Estimating Yield in Grain Corn

Estimating grain corn yield in any given field is exactly that – an estimate. The more samples and counts that are taken, the better variations in the field will be captured and accounted for. However, on that same note, no matter how many counts are done in a field, a variance of 20 bushels of yield (plus or minus) is a reasonable expectation.


1. Prior to sampling, determine how many samples or counts will be taken in each field. A minimum of 5 is recommended, 5 – 10 being appropriate. Of course, the more counts that are taken, the better representation of the field, overall.

  • Tools needed: measuring tape, pen and paper. A calculator can be used in the field, or once all samples are completed, but will be required.

2. Enter the field and walk in several paces beyond the headlands. Pick a representative location to take the first count.

3. Measure a single row to the appropriate length of 1/1,000th of an acre. For the most common 30” row spacing, 17’5” is the appropriate length.

1 1000th acre

Figure 1: Row length required to measure 1/1,000th acre in various row widths

4. In the chosen 1/1,000th acre, count and record the number of harvestable ears on the plants. Do not count ears that have either dropped or may be on lodged plants and will not be picked up by the combine header.

5. Choose every 5th – 6th ear in the row and record the number of kernel rows and average kernels per row, and multiply the two factors for each chosen ear.

  • Be sure to be selecting representative ears.
  • Kernel rows are typically 12 – 18, but can be fewer or greater than that.
  • Kernels per row – do not count aborted kernels; do not count the extreme base or tip kernels.

6. Add all counts together for the first site, then divide by number of sampled ears. For example, if 5 ears were sampled with kernel counts of 336, 384, 512, 496 and 600, the average number of kernels per ear: (350 + 380 + 510 + 500 + 625)/5 = 473

7. Yield for each sample site in one field is determined by multiplying ear number (Step 4) by the average number of kernels per ear (Step 6) and then dividing that total by 90. 90 represents the average number of kernels in a bushel of corn at 15.5% moisture (90,000).
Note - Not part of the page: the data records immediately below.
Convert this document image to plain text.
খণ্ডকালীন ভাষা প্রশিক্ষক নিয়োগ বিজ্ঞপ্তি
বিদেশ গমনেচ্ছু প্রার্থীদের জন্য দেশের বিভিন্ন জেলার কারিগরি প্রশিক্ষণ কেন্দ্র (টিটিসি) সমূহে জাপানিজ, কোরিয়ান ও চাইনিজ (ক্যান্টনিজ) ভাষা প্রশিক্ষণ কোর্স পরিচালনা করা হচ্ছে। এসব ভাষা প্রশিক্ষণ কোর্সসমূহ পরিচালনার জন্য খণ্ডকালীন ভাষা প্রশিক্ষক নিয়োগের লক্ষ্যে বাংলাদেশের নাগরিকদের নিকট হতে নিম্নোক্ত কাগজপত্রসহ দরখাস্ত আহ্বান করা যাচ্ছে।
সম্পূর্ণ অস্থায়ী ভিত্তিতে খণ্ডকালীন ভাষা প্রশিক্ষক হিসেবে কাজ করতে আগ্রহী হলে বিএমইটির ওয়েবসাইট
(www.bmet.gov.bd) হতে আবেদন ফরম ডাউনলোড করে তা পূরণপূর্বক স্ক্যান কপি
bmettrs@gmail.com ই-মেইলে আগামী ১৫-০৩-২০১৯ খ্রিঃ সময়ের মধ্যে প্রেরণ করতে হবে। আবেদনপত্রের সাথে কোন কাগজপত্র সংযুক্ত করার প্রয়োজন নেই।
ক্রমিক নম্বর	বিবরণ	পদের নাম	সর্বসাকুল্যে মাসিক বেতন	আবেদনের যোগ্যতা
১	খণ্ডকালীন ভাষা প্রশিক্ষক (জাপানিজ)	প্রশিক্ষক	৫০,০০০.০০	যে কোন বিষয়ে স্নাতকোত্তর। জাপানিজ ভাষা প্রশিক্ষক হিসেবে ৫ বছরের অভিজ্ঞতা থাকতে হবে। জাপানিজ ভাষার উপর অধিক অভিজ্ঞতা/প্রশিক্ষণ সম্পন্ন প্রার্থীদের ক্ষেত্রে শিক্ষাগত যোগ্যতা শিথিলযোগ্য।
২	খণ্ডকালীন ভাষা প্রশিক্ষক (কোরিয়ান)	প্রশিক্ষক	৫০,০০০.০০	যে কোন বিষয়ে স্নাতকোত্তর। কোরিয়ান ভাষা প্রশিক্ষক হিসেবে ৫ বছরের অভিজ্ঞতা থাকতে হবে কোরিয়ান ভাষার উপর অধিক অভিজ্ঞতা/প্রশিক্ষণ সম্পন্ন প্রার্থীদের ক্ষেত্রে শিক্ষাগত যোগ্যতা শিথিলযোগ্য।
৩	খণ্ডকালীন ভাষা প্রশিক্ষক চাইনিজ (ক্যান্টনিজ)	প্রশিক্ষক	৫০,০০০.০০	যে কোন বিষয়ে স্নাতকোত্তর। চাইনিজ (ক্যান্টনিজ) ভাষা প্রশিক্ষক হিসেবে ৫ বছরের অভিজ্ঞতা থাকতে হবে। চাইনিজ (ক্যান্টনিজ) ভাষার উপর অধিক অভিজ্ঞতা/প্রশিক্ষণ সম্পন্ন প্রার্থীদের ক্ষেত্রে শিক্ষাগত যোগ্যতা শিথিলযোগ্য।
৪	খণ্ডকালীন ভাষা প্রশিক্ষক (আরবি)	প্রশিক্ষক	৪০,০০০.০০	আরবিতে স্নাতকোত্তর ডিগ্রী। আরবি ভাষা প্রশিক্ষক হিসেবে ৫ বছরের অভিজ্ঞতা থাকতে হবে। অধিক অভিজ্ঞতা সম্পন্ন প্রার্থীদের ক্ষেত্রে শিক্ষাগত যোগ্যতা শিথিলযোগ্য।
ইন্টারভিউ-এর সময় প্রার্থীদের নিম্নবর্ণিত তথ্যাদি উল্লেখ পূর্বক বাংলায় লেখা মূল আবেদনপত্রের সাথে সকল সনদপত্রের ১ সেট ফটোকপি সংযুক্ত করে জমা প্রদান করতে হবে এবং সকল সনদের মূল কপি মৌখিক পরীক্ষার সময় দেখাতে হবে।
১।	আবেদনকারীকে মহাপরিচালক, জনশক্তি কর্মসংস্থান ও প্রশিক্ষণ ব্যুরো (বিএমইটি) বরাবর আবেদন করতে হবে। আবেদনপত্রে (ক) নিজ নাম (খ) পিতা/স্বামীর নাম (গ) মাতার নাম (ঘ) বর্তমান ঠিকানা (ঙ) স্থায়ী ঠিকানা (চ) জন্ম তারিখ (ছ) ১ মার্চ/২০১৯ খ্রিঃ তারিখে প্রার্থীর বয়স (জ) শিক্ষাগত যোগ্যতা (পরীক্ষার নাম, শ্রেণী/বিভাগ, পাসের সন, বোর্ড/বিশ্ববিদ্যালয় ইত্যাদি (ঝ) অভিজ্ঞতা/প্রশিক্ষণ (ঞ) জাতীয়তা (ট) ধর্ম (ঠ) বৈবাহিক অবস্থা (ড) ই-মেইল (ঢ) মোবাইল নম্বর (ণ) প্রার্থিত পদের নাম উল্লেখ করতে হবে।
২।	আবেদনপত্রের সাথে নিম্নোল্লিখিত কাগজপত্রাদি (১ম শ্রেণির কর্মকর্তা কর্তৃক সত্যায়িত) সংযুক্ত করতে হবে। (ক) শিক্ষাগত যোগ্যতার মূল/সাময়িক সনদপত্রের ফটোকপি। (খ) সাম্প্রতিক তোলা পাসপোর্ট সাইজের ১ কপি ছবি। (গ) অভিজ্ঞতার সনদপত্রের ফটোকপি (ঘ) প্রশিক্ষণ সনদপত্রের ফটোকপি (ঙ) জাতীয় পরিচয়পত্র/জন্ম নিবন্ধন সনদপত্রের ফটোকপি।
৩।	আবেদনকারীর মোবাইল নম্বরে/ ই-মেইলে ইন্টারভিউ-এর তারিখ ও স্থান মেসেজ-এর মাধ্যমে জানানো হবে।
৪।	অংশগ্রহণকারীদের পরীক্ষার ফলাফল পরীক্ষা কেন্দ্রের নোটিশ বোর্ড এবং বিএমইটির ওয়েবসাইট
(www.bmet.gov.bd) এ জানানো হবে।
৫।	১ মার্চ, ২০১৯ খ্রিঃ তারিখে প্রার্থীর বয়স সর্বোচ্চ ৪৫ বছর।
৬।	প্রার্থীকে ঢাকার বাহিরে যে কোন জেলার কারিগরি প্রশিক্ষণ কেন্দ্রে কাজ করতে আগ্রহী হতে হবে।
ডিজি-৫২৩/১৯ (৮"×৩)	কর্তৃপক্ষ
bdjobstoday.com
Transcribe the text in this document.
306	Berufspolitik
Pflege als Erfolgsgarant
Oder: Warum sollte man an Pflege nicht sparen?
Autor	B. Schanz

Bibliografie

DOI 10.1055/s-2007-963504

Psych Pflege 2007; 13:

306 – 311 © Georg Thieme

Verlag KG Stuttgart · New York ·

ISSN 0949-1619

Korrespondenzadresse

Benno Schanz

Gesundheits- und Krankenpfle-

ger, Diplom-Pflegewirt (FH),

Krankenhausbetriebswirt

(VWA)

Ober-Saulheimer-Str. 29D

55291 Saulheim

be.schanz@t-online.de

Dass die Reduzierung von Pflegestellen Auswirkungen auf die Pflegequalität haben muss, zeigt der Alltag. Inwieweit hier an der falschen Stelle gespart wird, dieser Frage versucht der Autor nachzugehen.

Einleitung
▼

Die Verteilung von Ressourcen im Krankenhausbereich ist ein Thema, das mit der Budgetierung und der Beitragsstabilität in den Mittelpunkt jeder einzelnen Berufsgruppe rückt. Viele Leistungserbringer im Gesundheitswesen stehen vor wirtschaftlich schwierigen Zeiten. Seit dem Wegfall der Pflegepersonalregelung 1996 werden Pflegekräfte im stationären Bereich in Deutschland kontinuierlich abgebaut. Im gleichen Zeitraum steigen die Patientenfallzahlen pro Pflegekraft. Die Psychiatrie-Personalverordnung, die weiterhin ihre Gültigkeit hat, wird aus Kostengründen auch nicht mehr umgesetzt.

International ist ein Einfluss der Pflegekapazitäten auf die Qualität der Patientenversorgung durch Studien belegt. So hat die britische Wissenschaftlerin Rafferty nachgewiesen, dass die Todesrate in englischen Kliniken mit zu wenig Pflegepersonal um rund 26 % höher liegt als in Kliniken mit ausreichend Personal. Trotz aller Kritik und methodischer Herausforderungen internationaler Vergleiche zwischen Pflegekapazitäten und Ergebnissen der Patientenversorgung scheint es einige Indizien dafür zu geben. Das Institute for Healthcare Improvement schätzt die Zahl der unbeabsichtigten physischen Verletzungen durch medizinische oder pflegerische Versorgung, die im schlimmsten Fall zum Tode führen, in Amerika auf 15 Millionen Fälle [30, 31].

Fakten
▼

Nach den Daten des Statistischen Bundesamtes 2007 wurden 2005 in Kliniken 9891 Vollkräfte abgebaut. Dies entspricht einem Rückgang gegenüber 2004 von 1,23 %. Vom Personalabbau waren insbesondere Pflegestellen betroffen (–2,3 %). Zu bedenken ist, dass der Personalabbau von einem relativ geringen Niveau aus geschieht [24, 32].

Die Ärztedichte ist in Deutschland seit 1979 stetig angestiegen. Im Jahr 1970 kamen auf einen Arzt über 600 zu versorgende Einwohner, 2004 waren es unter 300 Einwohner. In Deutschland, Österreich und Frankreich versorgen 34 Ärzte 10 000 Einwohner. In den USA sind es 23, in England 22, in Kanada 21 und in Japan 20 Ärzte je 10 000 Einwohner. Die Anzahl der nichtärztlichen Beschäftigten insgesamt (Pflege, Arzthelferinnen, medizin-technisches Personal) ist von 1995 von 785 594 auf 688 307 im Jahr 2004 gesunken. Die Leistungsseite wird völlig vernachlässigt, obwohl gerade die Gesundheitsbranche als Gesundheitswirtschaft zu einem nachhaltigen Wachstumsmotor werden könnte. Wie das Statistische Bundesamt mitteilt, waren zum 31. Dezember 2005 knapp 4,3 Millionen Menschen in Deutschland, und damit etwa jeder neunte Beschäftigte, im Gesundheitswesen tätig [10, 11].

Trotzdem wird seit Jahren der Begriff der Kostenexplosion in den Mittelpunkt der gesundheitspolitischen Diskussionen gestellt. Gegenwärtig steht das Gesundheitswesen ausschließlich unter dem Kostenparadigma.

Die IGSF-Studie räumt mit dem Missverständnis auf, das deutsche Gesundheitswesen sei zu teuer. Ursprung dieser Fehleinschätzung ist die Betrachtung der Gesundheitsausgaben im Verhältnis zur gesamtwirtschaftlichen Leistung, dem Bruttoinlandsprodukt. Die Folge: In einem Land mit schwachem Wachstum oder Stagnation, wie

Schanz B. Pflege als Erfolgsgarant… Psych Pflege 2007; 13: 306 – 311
In a scenario where grain fill has exceptionally good, decrease that value to 80, and conversely, increase that number to 100 if grain fill has been particularly stressful and grain is lightweight.

Yield equation

Figure 2: Grain corn yield estimate formula – Iowa State University (

Formula example for sample site #1:

Let’s say 31 harvestable ears were counted at the first sample site.

  • (31 harvestable ears * 473 kernels per ear)/90 = 163 bushels per acre for average/normal grain fill.
  • (31 harvestable ears * 473 kernels per ear)/80 = 183 bushels per acre for exceptional grain fill.
  • (31 harvestable ears * 473 kernels per ear)/100 = 147 bushels per acre for a below average grain fill.

Repeat this procedure 5 – 10 times throughout the field to get a good representative estimate and average the number of sites to yield calculations. Let’s say 7 sample sites were calculated:

(163 bu. + 182 bu. + 155 bu. + 159 bu. + 171 bu. + 176 bu. + 164 bu.)/ 7 sample sites = 167 bu/acre yield estimate for this grain corn field sampled.